浅葱の桜
「……こ、こんなのでいいんですかぁ?」
ふ、不安しかない。あんだけ言ったんだからやるしかないけど。
「大丈夫や! 立派な京美人に見えるで」
「あ、アリガトウゴザイマス」
感情込めて言えないよ。
今私が来ている服を見て思わず思いため息をこぼす。
私が着ているのは今までの服とは違い、女物の着物だった。
……普通はそれが当たり前なんだろうけど、二月近くも男装で過ごしてたらその動きやすさに気付くわけで。
そうでなくともこんなものを着た記憶がない。
一座の皆の中にはいた気がするけど。
可愛くないと自覚している分、余計に似合っている自信がない。
「安心しな。
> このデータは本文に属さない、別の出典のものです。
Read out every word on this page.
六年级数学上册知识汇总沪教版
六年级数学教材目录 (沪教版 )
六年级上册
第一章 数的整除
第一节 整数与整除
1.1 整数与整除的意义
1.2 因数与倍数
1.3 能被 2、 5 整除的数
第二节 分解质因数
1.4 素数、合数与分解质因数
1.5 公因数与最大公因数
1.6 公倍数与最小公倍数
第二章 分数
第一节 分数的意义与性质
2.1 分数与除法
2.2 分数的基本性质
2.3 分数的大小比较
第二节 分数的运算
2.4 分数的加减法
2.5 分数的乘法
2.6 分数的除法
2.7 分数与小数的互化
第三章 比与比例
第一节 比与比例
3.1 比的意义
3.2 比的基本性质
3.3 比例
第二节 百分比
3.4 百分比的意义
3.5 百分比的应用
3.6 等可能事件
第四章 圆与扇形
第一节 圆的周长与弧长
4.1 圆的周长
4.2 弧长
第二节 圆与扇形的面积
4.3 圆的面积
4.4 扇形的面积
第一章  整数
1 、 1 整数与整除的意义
佐久は元がいいから誰もが振り向くべっぴんさんや」
「お世辞をどうも」
「素直に受け取ってくれんあたりが佐久らしいな」
ケラケラ笑う山崎さんに釣られるように私もクスッと笑みをこぼす。
膝の上に置いていた鏡で自分の顔を確認する。
白粉を使ったせいか少しだけ白くなった肌に赤く塗られた口紅は際立っていた。
乱雑にまとめていただけの髪は綺麗に結われていて確かに普通に馴染めそうだ。
「……山崎さんってなんでもできますね」
女物の化粧までできるなんて只者じゃない。
「ま、まぁ、そこは……な」
急に歯切れの悪くなった山崎さんだったけど、時間になったらしく、土方さんが迎えに来たため、結局問い詰めることはできなかった。